COMPOSITION DE LA COUR LORS DU DÉLIBÉRÉ :
— Béatrice REGNIER, présidente
— Catherine CHANEZ, conseillère
— Régis DEVAUX, conseiller
ARRET : CONTRADICTOIRE
rendu publiquement le 11 Avril 2025 par mise à disposition au greffe de la cour d’appel, les parties en ayant été préalablement avisées dans les conditions prévues à l’article 450 alinéa 2 du code de procédure civile,
Signé par Régis DEVAUX, conseiller pour la présidente empêchée Béatrice REGNIER, et par Mihaela BOGHIU, greffière, auquel la minute a été remise par le magistrat signataire.
* * * *
EXPOSE DES FAITS ET DE LA PROCÉDURE
La société Cap’Experts Consultants est une société d’expertise comptable ; elle fait application de la convention collective nationale des cabinets d’experts-comptables et de commissaires aux comptes (IDCC 787).
Elle a embauché M. [T] [X] à compter du 1er octobre 2014, en qualité d’assistant comptable, selon un contrat d’apprentissage qui avait pour terme le 31 juillet 2016. Un contrat à durée indéterminée était signé le 31 juillet 2016, avec effet à compter du 29 août 2016, M. [X] occupant désormais un emploi de collaborateur de cabinet.
Par courrier 21 mai 2018, M. [X] a formalisé sa démission ; il quittait l’entreprise le 31 mai 2018.
L’employeur a saisi le conseil de prud’hommes de Lyon pour demander le paiement de la période de préavis non-exécuté, du 1er au 22 juin 2016. Selon procès-verbal de conciliation totale établi le 5 octobre 2018, la société Cap’Experts Consultants acceptait que M. [X] lui verse une indemnité transactionnelle, afin de réparer le préjudice occasionné par le non-respect du préavis.
Le 17 juin 2019, M. [X] a saisi la juridiction prud’homale, pour demander des créances à caractère salarial ou indemnitaire, nées au cours de l’exécution du contrat de travail.
Par jugement du 11 mars 2022, le conseil de prud’hommes de Lyon a débouté M. [X] de l’ensemble de ses demandes, l’a condamné à payer à la société Cap’Experts Consultants 92,85 euros en remboursement de la prise en charge indue des frais de transport et 1 500 euros pour exécution déloyale du contrat de travail, outre les dépens, et a débouté les parties de leurs demandes plus amples ou contraires.

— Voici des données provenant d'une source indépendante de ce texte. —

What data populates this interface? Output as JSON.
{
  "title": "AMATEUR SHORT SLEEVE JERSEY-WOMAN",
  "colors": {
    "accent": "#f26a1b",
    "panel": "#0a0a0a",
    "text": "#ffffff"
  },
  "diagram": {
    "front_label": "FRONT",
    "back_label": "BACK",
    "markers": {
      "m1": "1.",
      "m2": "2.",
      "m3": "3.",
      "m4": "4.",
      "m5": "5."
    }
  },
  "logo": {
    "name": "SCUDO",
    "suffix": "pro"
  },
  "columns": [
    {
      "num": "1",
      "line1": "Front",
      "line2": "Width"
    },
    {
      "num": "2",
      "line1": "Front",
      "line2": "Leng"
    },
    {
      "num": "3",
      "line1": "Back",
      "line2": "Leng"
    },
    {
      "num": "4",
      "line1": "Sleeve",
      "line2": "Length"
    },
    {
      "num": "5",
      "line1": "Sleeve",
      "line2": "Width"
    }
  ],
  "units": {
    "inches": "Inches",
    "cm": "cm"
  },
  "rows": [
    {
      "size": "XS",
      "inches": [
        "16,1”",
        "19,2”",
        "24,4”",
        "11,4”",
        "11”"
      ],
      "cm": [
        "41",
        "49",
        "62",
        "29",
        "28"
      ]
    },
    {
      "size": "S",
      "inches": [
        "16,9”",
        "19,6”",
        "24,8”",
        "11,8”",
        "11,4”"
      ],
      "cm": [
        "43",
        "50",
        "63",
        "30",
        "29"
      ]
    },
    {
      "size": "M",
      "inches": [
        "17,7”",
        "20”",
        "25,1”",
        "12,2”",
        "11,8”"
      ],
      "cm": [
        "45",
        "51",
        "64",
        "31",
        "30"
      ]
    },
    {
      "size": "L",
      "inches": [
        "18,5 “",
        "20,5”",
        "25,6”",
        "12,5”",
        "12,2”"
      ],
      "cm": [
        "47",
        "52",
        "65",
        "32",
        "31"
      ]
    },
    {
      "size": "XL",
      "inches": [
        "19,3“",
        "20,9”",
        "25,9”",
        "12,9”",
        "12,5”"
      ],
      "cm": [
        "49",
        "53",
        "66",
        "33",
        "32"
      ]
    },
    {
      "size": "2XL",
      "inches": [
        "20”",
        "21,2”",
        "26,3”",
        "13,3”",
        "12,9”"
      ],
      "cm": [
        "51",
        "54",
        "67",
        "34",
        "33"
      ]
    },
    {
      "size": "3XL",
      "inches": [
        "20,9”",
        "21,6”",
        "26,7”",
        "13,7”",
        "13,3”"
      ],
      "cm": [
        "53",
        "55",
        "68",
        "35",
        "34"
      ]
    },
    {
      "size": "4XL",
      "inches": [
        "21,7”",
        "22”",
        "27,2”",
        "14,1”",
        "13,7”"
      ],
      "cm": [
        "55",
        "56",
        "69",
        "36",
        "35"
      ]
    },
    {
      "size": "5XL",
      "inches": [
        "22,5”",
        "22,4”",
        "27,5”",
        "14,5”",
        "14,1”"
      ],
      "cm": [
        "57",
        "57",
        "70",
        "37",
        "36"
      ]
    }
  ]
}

Le 22 mars 2022, M. [X] a enregistré une déclaration d’appel à l’encontre de ce jugement, le critiquant en chacune de ses dispositions, qui étaient expressément mentionnées.
EXPOSE DES PRETENTIONS ET MOYENS DES PARTIES
Dans ses conclusions notifiées par voie électronique le 16 septembre 2024, M. [T] [X] demande à la Cour de :
— infirmer le jugement rendu par le conseil de prud’hommes de Lyon, en ce qu’il :
— l’a débouté de l’ensemble de ses demandes ;
— l’a condamné à rembourser à la société Cap’Experts Consultants la somme indûment versée pour la prise en charge des frais de transport à hauteur de 92,85 euros ;
— l’a condamné à payer à la société Cap’Experts Consultants la somme de 1500 euros à titre de dommages et intérêts pour exécution déloyale de son contrat de travail ;
— l’a condamné aux entiers dépens ;
Statuant à nouveau,
— juger que son emploi relevait du coefficient 260 de la convention collective ;
— condamner la société Cap’Experts Consultants à lui verser les sommes suivantes :
' rappels d’heures supplémentaires : 6748,32 euros, outre congés payés sur heures supplémentaires : 674,83 euros ;
' rappels de primes d’ancienneté : 6,84 euros ;
' rappels de contreparties obligatoires en repos : 2793,62 euros, outre congés payés sur contreparties obligatoires en repos : 279,36 euros ;
' indemnité forfaitaire pour travail dissimulé : 15 271,74 euros ;
' dommages et intérêts pour non-respect de la durée légale du travail, privation de repos et exécution déloyale du contrat de travail : 61 086,96 euros ;
' rappels de frais de transports : 511,30 euros ;
— condamner la société Cap’Experts Consultants à lui délivrer des fiches de paie depuis août 2016 et une attestation pôle emploi rectifiés, le tout sous astreinte de 150 euros par jour de retard, la juridiction de céans se réservant le droit de liquider l’astreinte ;
— débouter la société Cap’Experts Consultants de l’intégralité de ses demandes reconventionnelles ;
— condamner la société Cap’Experts Consultants à lui verser 3 000 euros au titre de l’article 700 du Code de procédure civile ;
— juger que les sommes porteront intérêt au taux légal à compter de la saisine du conseil de prud’hommes ;
— condamner la société Cap’Experts Consultants aux entiers dépens.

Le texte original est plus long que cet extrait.